On the other hand, I know much of what I write will never see the light of day, or (because this is show biz) will never see a spotlight on a stage. Yep, most bits won’t get heard by a paid audience, and maybe not even by fellow comics at an open mic. Some ideas are just not good enough and others just don’t fit in with all my other material. If I can’t set up a joke so it will slide into my ever-evolving set, it does not make the cut. (Although  I do save everything.) The act that my audiences see is like a jig-saw puzzle—all the jokes and transitions and callbacks need to fit together into seamless whole.

There needs to be a flow to each gig, so there’s not a lot room for experimentation on stage.
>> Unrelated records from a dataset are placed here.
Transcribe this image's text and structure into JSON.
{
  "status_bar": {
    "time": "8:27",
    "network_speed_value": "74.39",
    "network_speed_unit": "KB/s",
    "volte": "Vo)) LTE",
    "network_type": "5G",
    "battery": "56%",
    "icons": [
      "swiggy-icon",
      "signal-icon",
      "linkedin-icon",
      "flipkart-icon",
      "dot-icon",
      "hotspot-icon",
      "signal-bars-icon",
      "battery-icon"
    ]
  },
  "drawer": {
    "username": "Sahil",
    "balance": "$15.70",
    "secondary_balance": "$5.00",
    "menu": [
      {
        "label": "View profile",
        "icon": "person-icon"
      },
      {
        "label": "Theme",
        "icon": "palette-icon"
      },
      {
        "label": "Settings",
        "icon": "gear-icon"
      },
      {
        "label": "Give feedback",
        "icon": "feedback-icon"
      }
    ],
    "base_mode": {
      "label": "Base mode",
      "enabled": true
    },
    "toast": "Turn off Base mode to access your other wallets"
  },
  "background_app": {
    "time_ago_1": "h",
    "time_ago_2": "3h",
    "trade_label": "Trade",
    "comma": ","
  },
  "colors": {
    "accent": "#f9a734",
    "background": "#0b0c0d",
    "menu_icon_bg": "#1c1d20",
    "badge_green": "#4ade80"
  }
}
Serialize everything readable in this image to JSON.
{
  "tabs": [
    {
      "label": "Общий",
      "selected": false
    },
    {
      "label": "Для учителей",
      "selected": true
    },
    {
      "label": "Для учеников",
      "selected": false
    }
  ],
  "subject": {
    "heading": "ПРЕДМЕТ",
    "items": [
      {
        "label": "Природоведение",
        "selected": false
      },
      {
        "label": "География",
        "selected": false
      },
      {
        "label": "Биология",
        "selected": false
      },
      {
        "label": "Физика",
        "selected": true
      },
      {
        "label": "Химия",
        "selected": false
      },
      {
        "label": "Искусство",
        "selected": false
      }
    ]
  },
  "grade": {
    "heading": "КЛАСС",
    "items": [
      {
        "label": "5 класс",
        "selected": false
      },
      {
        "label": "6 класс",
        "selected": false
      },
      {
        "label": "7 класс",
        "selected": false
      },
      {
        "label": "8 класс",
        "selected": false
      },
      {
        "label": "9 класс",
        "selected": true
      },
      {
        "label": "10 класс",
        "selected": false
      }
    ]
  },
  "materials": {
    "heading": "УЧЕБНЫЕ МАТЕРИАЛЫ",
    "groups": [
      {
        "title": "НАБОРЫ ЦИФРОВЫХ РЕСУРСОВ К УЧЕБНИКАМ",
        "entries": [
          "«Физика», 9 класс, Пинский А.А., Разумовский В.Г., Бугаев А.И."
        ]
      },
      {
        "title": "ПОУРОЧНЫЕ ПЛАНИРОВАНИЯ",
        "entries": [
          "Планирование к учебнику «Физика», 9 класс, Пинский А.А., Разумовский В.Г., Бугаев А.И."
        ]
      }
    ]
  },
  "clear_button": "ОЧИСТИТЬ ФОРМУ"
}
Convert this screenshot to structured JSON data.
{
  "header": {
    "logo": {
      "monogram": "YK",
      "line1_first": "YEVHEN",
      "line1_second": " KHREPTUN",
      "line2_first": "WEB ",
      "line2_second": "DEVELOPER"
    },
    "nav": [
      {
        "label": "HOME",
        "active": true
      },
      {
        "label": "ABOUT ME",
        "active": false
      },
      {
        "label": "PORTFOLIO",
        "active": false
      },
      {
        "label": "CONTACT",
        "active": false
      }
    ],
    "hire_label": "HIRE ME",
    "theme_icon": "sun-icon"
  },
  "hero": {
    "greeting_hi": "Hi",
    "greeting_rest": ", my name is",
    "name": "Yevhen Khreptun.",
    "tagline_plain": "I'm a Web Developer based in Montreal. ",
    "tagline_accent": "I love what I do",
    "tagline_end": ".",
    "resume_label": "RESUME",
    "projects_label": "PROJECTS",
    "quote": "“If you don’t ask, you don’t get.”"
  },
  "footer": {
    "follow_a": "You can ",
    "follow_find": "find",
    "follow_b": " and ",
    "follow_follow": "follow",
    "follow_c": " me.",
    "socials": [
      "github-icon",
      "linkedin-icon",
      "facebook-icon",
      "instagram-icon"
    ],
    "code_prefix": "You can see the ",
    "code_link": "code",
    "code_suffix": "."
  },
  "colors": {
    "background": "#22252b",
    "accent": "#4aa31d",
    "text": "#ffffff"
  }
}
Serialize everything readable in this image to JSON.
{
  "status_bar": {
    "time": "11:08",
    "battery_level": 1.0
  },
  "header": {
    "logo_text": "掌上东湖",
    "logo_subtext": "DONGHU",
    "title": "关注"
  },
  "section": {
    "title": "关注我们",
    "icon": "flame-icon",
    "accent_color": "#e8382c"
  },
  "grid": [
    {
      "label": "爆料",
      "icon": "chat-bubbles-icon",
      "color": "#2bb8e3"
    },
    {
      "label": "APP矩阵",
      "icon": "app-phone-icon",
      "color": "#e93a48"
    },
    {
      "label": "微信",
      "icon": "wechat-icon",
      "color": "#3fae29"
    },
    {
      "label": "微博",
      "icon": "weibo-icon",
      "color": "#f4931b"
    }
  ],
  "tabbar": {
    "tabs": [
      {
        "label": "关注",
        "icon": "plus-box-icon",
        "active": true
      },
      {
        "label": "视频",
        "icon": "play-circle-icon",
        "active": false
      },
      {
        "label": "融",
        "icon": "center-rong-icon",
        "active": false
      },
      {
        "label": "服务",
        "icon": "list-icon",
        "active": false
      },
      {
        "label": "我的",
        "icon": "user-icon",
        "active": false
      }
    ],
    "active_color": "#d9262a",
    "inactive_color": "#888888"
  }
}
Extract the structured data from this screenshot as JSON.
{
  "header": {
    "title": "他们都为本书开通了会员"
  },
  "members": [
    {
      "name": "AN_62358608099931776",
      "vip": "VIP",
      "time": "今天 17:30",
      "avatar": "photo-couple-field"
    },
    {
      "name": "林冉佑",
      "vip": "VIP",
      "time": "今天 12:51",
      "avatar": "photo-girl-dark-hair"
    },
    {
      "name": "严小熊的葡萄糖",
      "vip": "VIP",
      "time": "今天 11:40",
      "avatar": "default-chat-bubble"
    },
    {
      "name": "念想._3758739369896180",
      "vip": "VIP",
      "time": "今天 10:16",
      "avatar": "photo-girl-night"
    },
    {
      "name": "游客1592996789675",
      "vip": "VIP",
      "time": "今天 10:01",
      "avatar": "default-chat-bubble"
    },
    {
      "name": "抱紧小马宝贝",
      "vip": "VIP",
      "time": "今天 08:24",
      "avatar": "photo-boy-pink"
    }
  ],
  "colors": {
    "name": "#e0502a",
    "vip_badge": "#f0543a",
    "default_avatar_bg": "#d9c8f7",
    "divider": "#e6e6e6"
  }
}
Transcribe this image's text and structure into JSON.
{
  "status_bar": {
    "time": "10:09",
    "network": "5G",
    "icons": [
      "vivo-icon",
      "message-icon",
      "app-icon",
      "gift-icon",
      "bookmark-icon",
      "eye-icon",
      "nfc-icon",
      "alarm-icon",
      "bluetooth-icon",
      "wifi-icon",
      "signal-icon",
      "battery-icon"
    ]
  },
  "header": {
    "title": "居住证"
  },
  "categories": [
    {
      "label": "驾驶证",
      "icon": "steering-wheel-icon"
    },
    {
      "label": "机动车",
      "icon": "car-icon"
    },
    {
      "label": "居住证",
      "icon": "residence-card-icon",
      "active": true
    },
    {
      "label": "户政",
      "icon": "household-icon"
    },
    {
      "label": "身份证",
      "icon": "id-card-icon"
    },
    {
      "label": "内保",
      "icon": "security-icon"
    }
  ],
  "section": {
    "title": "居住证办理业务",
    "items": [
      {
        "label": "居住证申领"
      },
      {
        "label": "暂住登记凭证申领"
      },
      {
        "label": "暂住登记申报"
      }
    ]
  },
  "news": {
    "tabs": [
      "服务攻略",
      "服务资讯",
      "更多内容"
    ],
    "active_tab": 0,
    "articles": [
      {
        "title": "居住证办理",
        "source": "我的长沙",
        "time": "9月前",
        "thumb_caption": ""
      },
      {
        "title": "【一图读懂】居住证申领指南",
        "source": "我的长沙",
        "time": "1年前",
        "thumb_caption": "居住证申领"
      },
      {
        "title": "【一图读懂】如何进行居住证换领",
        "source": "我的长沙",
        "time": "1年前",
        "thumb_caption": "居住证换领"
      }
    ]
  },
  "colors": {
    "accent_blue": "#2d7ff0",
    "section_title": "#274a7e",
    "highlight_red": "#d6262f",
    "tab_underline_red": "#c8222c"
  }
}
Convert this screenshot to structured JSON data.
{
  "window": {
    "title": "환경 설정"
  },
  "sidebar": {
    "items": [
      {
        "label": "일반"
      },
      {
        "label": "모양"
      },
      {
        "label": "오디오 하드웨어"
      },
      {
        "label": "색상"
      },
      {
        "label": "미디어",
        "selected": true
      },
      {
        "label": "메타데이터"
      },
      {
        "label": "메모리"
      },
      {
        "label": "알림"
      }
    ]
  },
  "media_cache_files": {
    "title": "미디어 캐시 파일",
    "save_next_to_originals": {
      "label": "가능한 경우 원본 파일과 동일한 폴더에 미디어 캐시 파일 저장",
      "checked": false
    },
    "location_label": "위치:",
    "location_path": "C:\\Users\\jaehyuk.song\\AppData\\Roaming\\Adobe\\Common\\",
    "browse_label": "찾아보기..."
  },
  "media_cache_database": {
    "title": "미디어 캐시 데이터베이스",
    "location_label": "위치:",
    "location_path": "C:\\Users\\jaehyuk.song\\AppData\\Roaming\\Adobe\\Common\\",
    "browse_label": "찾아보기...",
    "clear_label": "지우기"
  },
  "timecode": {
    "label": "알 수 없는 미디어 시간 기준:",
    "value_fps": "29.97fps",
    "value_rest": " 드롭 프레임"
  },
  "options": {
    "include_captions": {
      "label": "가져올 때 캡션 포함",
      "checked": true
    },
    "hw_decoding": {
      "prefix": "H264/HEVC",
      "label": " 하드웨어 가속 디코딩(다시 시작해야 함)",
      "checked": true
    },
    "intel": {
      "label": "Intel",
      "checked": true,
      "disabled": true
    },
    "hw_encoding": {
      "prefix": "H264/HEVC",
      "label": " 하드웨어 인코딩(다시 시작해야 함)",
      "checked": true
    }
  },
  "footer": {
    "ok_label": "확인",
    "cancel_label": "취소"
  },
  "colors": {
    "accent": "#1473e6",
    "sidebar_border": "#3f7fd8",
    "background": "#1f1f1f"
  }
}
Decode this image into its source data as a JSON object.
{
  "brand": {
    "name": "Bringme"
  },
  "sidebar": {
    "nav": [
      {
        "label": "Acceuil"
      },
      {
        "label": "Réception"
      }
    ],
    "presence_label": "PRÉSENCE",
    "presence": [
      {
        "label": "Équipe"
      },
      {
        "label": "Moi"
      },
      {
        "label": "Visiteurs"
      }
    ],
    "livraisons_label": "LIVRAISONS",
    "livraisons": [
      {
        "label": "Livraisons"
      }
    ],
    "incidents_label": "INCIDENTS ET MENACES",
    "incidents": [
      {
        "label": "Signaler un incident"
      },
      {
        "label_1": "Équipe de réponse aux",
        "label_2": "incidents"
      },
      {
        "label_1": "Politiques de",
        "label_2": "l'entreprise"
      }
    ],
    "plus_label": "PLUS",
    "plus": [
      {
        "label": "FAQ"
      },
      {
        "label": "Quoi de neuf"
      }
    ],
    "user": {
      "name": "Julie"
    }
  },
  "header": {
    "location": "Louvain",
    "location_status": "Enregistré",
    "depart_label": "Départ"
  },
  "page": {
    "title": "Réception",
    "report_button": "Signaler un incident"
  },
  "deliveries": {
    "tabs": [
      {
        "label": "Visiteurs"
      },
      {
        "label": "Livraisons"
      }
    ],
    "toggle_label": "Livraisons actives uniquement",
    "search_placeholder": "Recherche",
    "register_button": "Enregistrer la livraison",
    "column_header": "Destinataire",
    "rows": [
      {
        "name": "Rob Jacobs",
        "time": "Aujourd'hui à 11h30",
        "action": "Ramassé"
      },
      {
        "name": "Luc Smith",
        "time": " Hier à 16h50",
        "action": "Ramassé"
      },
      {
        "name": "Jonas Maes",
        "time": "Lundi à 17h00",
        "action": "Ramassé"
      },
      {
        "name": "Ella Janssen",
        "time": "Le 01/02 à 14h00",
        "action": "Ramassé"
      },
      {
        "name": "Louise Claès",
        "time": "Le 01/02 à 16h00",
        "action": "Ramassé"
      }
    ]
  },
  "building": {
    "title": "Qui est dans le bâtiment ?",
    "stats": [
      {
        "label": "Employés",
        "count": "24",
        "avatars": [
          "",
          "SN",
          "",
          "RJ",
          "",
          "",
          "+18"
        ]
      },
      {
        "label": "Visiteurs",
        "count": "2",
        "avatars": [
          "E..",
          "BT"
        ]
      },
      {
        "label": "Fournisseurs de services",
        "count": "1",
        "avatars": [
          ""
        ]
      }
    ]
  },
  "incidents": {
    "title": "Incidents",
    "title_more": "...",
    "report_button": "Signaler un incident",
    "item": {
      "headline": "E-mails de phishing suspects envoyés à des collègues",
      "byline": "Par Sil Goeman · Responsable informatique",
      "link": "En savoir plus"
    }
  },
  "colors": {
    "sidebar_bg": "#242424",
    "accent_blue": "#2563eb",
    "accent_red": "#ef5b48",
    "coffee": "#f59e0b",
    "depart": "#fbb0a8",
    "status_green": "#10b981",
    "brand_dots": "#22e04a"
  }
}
I build from one thought to another, and everything has to mesh with my comedic voice (or personality) as well as my look (or physicality). When it all works, the intersection of the material I can get across and the type of material expected from me results in big laughs from a happy audience.

After all, this is what I do for a living. The bookers at venues expect—and have paid for—my “A” game. There’s no relief pitcher. It’s rare to find an opportunity to simply “play” in front of an audience who is eager to accept a bit of uncertainty about what the performer (me, in this case) might do.

The energy of a show can be a moving battlefield, at least where I’ve been playing. Holding people’s attention is getting harder now that the smartphone serving as a periscope to the rest of their 24-hour lives. There hasn’t been one show in the past year where I haven’t noticed an audience member sneaking a peek at a phone, regardless of who is on stage. It reminds me of folks who just can’t function for very long without a cigarette.

I can deal with the slight distraction of a face being lost to the ghostly illumination of a screen. That even happens when I’m far out at sea where internet access is expensive. But I do worry that it might get worse. Keeping people’s attention with an extended premise is going to get harder in a live show. Someone is not going to laugh at the big finish if he or she missed the most of the middle.

Video may be the next best way to connect with an audience interested enough to devote their full attention, even if the performer doesn’t feel their energy firsthand. I can still turn my comedy germs into entertaining epidemics—even if I’m not in the room to see the result.